Enough of the mismanagement and irresponsibility of the past. It must be understood that the Fed will always serve their political masters rather than the American public. It is interesting that Mr. Mackintosh says in his article that the lag effect of the changes in the money supply is felt 18 months later (as with any cause and effect, that’s a soft number, which could be shorter or longer). Isn’t it interesting that 18 months from now, the Fed chairmanship comes up for appointment by the newly elected president? Chair Powell, even if he is not reappointed, can serve out his regular Fed appointment until 2028. The Fed has said interest rates will stay higher for longer than the markets expect. Does that mean they still intend to control interest rates in the future? It certainly may since central banks around the world operate by controlling interest rates and their policies are as coordinated as ever. If that’s the case, it’s likely (a) inflation will stay elevated as a means of eroding the national debt’s value to bond holders, and (b) along with inflation will be interest rate repression by the Fed. Taken together, these actions will further exacerbate income inequality. Owning economic assets will be a must to offset as much of the dollar destruction as possible.

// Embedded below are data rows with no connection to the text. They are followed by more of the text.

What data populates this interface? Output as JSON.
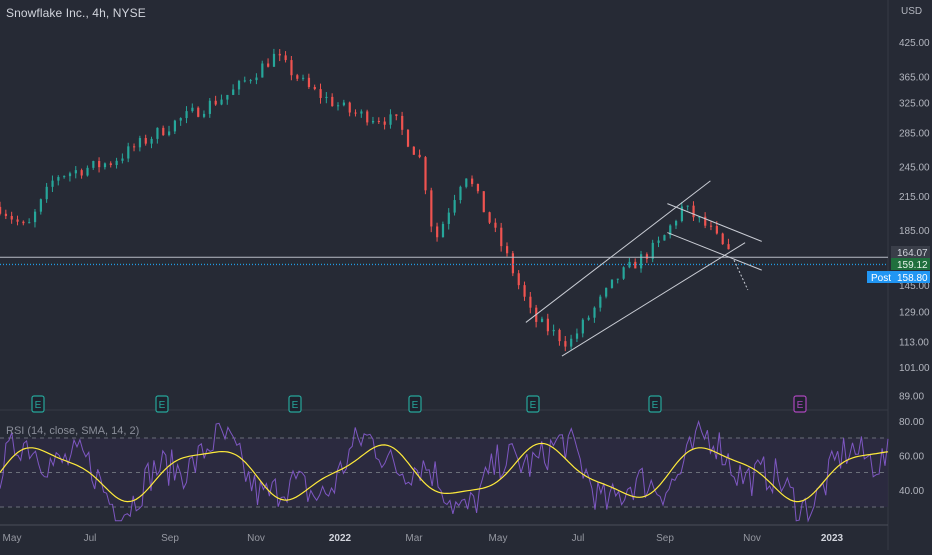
{
  "header": {
    "title": "Snowflake Inc., 4h, NYSE"
  },
  "price_axis": {
    "currency": "USD",
    "ticks": [
      "425.00",
      "365.00",
      "325.00",
      "285.00",
      "245.00",
      "215.00",
      "185.00",
      "145.00",
      "129.00",
      "113.00",
      "101.00",
      "89.00"
    ],
    "tags": [
      {
        "name": "hline",
        "text": "164.07",
        "bg": "#3a3e49",
        "fg": "#d1d4dc"
      },
      {
        "name": "last-price",
        "text": "159.12",
        "bg": "#1f6f3d",
        "fg": "#e6f4ea"
      },
      {
        "name": "post-price",
        "text": "158.80",
        "bg": "#2196f3",
        "fg": "#ffffff",
        "label": "Post"
      }
    ]
  },
  "rsi": {
    "title": "RSI (14, close, SMA, 14, 2)",
    "ticks": [
      "80.00",
      "60.00",
      "40.00"
    ]
  },
  "time_axis": {
    "labels": [
      "May",
      "Jul",
      "Sep",
      "Nov",
      "2022",
      "Mar",
      "May",
      "Jul",
      "Sep",
      "Nov",
      "2023"
    ]
  },
  "earnings": [
    {
      "label": "E",
      "status": "past"
    },
    {
      "label": "E",
      "status": "past"
    },
    {
      "label": "E",
      "status": "past"
    },
    {
      "label": "E",
      "status": "past"
    },
    {
      "label": "E",
      "status": "past"
    },
    {
      "label": "E",
      "status": "past"
    },
    {
      "label": "E",
      "status": "upcoming"
    }
  ],
  "colors": {
    "up": "#26a69a",
    "down": "#ef5350",
    "rsi": "#7e57c2",
    "rsi_ma": "#ffeb3b",
    "channel": "#c9ccd4",
    "earn_past": "#26a69a",
    "earn_upcoming": "#ab47bc"
  },
  "chart_data": {
    "type": "candlestick",
    "symbol": "Snowflake Inc.",
    "interval": "4h",
    "exchange": "NYSE",
    "price_scale": "log",
    "price_path": [
      [
        "2021-05-01",
        205
      ],
      [
        "2021-05-20",
        185
      ],
      [
        "2021-06-10",
        235
      ],
      [
        "2021-07-20",
        250
      ],
      [
        "2021-09-01",
        295
      ],
      [
        "2021-10-15",
        340
      ],
      [
        "2021-11-15",
        400
      ],
      [
        "2021-12-10",
        345
      ],
      [
        "2022-01-10",
        310
      ],
      [
        "2022-02-10",
        300
      ],
      [
        "2022-03-01",
        250
      ],
      [
        "2022-03-10",
        175
      ],
      [
        "2022-04-01",
        240
      ],
      [
        "2022-05-01",
        165
      ],
      [
        "2022-05-20",
        125
      ],
      [
        "2022-06-15",
        112
      ],
      [
        "2022-07-20",
        150
      ],
      [
        "2022-08-20",
        175
      ],
      [
        "2022-09-05",
        205
      ],
      [
        "2022-09-25",
        185
      ],
      [
        "2022-10-12",
        160
      ]
    ],
    "horizontal_line": 164.07,
    "last_price": 159.12,
    "post_market_price": 158.8,
    "rsi_period": 14,
    "rsi_levels": [
      70,
      50,
      30
    ],
    "x_range": [
      "2021-05-01",
      "2023-01-31"
    ],
    "y_range": [
      89,
      440
    ]
  }
}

Perhaps the Fed’s mantra of higher for longer is a signal that it’s returning to managing the money supply rather than managing interest rates. With the financial state the world is in, market-set interest rates will punish the irresponsible and reward the responsible. Since the federal government and others have been irresponsible in their financial affairs, a painful adjustment for the government could be in order. President George H. W. Bush’s 1991 agreement with the Democrats in Congress capped spending and raised taxes, which worked for the period the agreement was in place (the Clinton years). It could be done again if Congress and the president agreed and the Fed allowed the investment markets to set the cost of money, thus bringing some discipline to the undisciplined federal government. The Trump era tax cuts will expire at the end of 2025. If the Congress can put in place an appropriate spending cap so that the tax increases will go to budget deficits, there may be hope if the Fed has money supply discipline.

Experts and analysts vie with each other in the business media as they attempt to be the guru of the moment by predicting the financial future without knowing the future. They make investing complicated. Finances are not complicated and don’t require a guess about the future. Truths for accumulating wealth and keeping it are few and critical. First, the federal government will always systematically debase the currency, no matter what Fed officials and politicians say. Second, accumulating wealth and keeping it requires taking risks by owning economic assets that are priced to reflect what they are worth in the present, not what someone who can’t predict the future says they will be worth in the future. Third, it is necessary to always have liquidity so that when an opportunity presents itself, it can be added to the portfolio, compounding the total return.

The Fed knows management of the money supply will return the economy to a sustained and stable growth rate with controlled inflation. If nothing else, the inflation rate decline over the last year, a reflection of the significant reversal of the money supply, should point the way. We’ll see what happens.